Need a hint on a matrix problem

Question

We have two, $n \times n$ matrices $X, Y$ with complex elements which can be written like $X=A^3+B^3$ and $Y=C^3+D^3$, where $A,B,C,D$ are, respectively, matrices of the same dimension with complex elements. I have to show that there exist two matrices $E,F$ such that $XY=E^3+F^3$. Can someone, please, give me a hint?

Answer 1

This question was asked in a recent contest. I hope the competition is now closed.

EDIT. Proposition. Let $\alpha\in(1,+\infty)$ and let $A\in M_n(\mathbb{C})$. Then there are $E,F\in M_n(\mathbb{C})$ s.t. $E$ is a polynomial in $A$, $F$ is a scalar matrix and s.t. $A=E^{\alpha}+F^{\alpha}$.

Proof. Case 1. $A$ has no $\leq 0$ eigenvalues. Let $E=e^{(1/\alpha)\log(A)}$, where $\log$ is the principal logarithm. Then $E$ is a polynomial in $A$ and $E^{\alpha}=A$, because when $\alpha>1$, $(U^{1/\alpha})^{\alpha}=U$.

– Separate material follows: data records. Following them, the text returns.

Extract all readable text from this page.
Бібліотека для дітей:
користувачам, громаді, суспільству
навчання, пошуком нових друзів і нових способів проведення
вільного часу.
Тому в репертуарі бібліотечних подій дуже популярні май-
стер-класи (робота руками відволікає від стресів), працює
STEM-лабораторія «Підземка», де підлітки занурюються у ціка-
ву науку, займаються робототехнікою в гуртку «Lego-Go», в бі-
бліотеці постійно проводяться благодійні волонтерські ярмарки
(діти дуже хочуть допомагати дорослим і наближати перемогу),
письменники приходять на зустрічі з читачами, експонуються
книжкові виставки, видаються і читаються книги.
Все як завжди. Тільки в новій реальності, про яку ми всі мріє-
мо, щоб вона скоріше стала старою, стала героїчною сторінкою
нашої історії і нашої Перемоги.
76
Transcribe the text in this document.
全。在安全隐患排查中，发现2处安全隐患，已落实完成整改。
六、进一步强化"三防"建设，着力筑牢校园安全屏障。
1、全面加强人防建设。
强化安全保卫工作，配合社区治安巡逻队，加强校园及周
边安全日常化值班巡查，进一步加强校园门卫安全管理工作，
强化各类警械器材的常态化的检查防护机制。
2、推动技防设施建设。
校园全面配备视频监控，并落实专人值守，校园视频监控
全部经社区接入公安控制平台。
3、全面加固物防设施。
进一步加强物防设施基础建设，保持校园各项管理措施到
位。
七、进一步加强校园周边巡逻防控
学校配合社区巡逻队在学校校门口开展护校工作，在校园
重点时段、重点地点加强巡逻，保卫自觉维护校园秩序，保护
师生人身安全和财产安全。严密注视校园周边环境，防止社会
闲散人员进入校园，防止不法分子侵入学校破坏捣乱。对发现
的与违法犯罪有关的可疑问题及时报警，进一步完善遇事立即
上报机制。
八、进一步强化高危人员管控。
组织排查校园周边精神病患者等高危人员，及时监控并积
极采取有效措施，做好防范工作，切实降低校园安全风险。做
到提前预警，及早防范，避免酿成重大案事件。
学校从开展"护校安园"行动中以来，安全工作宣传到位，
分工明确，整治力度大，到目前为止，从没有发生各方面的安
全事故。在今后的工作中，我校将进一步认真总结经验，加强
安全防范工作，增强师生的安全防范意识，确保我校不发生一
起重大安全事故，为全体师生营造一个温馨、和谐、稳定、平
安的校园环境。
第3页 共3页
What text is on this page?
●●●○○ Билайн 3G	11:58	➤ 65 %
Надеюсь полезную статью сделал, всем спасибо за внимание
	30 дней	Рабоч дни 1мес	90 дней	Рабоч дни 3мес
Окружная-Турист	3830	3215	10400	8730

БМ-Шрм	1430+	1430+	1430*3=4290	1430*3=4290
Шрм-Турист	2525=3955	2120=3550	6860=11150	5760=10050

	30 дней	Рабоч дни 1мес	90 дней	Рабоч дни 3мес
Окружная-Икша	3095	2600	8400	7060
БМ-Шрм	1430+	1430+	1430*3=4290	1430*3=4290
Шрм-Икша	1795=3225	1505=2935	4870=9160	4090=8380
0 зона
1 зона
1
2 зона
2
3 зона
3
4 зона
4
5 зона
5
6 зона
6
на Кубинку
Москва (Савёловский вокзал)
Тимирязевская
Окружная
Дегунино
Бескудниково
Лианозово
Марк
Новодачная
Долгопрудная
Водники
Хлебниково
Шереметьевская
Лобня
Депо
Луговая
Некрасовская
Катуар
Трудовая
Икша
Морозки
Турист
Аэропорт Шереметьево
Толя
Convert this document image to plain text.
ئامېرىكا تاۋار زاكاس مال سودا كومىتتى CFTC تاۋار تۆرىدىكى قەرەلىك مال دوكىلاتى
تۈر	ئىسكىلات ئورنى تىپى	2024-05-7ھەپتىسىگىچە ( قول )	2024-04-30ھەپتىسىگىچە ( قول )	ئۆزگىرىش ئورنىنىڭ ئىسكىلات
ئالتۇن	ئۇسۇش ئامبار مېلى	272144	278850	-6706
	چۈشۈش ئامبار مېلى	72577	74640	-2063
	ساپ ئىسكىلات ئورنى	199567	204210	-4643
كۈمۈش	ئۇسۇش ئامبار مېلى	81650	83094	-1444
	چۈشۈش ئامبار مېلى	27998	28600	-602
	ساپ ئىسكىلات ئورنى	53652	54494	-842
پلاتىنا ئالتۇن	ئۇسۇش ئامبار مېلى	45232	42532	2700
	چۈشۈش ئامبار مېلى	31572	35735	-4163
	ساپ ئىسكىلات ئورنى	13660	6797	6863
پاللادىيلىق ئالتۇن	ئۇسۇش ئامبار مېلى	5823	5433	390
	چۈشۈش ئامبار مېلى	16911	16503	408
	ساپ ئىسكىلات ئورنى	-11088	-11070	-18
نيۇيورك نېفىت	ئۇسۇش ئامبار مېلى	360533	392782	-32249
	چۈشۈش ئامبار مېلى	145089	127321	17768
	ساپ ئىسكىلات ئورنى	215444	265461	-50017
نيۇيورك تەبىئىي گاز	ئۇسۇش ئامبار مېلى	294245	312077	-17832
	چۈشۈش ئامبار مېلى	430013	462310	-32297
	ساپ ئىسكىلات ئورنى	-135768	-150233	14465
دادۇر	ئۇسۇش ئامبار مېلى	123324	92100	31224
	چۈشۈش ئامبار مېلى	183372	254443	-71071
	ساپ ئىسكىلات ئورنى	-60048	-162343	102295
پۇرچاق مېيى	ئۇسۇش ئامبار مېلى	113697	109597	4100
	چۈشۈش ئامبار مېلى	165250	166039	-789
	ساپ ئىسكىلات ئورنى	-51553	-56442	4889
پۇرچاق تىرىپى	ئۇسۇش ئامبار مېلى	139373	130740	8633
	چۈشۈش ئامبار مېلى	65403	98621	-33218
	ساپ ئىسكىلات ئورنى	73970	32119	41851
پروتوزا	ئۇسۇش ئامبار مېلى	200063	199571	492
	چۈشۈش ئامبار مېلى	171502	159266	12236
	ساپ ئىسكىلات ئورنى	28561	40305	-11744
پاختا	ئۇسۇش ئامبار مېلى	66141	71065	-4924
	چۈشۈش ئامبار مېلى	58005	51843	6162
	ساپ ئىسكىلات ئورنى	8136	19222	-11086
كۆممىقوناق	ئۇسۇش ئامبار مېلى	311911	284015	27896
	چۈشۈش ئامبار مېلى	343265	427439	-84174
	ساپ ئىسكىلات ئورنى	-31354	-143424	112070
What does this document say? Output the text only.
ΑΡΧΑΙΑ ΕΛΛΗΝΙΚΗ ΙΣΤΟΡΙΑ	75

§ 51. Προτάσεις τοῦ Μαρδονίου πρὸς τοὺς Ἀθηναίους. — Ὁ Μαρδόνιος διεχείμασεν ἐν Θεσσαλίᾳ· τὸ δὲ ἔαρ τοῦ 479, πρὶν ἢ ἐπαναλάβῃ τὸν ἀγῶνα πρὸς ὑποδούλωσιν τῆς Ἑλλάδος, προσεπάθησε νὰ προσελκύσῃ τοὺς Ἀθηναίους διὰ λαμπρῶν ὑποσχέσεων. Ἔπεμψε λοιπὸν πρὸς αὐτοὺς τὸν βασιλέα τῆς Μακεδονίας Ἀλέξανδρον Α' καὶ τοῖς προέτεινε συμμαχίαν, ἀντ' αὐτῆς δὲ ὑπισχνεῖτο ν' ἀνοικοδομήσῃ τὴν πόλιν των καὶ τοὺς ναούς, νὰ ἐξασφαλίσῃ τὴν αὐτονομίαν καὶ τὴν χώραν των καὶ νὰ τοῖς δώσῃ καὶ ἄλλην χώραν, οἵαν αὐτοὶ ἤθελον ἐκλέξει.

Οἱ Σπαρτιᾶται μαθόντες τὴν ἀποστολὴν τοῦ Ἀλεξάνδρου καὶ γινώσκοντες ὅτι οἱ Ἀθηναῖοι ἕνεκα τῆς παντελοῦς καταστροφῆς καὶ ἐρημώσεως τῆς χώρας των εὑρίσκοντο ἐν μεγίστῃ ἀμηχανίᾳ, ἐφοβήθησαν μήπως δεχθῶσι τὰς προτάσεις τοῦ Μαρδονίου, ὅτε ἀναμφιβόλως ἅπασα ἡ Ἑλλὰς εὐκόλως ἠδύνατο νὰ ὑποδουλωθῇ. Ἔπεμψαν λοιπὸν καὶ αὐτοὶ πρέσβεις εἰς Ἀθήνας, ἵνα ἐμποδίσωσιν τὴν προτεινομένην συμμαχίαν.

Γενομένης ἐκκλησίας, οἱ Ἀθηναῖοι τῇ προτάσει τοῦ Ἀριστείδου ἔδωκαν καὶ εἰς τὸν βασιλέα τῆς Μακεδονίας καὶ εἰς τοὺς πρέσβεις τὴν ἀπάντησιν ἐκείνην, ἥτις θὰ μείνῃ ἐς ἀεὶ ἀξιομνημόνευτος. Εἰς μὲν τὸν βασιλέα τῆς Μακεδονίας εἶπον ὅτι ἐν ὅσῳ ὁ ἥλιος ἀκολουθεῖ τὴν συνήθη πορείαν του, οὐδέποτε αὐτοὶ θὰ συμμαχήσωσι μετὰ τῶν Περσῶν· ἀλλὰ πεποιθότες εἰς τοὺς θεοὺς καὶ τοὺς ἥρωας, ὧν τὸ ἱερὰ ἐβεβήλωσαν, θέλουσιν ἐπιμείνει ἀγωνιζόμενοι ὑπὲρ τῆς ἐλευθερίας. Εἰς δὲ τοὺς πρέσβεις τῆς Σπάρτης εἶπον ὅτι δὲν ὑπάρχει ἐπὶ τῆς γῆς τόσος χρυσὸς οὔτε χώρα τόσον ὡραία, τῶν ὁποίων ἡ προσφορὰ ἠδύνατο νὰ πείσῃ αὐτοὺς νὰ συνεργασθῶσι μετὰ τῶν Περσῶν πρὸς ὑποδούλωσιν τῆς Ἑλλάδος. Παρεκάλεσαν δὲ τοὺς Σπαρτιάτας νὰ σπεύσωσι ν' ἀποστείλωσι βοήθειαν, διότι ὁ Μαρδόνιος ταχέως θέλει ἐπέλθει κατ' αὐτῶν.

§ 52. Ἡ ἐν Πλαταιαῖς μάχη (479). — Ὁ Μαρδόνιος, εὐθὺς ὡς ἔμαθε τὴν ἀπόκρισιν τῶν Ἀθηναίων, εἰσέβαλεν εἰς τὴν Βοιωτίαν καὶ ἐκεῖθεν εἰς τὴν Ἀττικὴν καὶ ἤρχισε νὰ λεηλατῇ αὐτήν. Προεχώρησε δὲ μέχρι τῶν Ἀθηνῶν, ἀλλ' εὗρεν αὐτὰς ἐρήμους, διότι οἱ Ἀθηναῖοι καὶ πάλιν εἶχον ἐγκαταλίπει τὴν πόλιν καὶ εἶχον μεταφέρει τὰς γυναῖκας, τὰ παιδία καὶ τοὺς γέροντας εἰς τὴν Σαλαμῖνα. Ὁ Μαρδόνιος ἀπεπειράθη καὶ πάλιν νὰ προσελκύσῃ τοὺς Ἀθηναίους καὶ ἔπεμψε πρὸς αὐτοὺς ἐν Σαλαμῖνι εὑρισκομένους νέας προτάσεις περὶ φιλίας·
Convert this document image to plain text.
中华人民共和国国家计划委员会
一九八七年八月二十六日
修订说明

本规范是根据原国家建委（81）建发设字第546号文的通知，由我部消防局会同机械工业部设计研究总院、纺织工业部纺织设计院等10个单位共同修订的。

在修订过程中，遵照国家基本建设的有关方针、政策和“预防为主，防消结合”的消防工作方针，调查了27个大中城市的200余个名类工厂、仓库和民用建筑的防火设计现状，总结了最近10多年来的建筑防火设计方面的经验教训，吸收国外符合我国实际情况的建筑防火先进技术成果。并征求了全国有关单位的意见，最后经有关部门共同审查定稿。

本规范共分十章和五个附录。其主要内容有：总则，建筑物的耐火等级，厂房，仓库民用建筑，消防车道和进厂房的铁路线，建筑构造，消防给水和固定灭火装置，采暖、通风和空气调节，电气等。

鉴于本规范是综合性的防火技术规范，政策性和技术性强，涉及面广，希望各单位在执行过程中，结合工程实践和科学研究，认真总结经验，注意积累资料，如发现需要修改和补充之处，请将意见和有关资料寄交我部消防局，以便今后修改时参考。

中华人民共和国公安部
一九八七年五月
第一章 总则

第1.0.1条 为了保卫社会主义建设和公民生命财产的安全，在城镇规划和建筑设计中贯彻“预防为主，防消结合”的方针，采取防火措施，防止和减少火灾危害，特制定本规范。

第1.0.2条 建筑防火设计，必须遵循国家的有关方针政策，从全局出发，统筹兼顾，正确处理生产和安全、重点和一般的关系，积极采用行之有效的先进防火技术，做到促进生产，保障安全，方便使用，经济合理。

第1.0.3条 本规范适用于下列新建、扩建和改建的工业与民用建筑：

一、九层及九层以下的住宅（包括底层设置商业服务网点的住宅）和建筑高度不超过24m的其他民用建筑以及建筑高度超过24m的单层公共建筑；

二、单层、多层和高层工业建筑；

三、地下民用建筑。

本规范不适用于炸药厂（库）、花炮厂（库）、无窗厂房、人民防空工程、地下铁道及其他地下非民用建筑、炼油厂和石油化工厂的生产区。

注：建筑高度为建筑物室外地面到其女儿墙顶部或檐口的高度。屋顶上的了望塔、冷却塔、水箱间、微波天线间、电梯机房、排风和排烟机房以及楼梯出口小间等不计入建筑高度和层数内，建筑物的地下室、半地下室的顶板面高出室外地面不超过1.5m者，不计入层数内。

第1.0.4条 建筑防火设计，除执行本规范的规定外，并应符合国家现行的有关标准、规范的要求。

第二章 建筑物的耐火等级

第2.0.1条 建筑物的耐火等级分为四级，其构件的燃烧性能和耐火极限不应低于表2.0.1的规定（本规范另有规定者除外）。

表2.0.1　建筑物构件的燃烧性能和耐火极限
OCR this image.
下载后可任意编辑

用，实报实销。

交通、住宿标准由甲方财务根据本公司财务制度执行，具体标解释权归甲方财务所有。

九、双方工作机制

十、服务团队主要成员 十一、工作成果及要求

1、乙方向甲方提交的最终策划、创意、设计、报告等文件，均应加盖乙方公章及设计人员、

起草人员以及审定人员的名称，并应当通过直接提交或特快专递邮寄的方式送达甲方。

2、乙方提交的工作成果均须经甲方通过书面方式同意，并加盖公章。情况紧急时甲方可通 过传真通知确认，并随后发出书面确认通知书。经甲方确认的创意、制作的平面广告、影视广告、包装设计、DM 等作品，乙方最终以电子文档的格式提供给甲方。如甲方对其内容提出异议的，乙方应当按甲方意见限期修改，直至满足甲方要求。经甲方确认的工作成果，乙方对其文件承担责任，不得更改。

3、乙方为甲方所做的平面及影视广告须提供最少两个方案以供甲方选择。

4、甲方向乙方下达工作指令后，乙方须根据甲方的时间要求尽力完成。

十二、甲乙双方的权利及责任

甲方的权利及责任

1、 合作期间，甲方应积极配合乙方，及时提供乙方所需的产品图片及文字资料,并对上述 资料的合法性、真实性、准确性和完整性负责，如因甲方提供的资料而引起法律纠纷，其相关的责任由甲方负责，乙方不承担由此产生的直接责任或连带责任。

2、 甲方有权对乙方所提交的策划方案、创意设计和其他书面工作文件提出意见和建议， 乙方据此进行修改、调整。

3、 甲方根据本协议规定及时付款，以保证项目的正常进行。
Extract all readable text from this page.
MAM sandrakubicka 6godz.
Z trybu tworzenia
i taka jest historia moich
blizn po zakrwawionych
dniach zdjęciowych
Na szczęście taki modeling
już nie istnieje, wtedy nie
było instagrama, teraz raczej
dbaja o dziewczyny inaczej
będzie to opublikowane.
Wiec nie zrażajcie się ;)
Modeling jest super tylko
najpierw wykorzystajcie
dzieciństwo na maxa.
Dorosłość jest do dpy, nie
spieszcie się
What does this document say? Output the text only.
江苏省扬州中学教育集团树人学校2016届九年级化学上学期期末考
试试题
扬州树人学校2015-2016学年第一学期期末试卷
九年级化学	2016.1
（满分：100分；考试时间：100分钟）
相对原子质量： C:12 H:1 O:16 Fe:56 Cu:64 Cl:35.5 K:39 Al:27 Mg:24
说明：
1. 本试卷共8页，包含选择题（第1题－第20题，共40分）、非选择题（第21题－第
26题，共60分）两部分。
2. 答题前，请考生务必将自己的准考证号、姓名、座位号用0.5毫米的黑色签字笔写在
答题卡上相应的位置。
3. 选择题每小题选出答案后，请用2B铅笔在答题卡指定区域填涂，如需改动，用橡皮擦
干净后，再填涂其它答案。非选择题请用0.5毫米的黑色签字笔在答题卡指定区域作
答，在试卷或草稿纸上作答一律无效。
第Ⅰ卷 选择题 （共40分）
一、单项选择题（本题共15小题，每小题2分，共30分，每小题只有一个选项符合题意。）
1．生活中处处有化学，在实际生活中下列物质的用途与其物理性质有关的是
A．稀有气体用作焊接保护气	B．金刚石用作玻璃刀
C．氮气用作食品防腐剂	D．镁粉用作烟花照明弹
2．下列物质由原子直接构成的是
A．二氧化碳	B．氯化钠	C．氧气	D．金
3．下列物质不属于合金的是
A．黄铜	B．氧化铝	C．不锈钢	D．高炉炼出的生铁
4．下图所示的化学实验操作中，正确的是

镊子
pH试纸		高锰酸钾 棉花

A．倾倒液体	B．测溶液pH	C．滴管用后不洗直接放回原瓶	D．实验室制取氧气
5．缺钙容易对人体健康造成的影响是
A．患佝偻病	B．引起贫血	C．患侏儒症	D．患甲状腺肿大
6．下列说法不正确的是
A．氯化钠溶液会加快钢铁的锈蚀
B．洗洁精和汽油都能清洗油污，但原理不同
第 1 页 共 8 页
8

Case 2. $A$ admits $\lambda_1\leq\cdots\leq\lambda_k$ as $\leq 0$ eigenvalues; then $B=A+(1-\lambda_1)I_n$ has no $\leq 0$ eigenvalues and we may write $B=E^{\alpha}$, where $E$ is a polynomial in $B$, then in $A$. Finally $A=E^{\alpha}-(1-\lambda_1)I=E^{\alpha}+(\beta I)^{\alpha}$ where $1-\lambda_1=\rho$ and $\beta=\rho^{1/\alpha} e^{i\pi/\alpha}$.

Answer 2

Any complex matrix can be written as $A + iC$ where $A$ and $C$ are Hermitian. Hermitian matrices have cube roots (since they are diagonalizable) and so does $i$.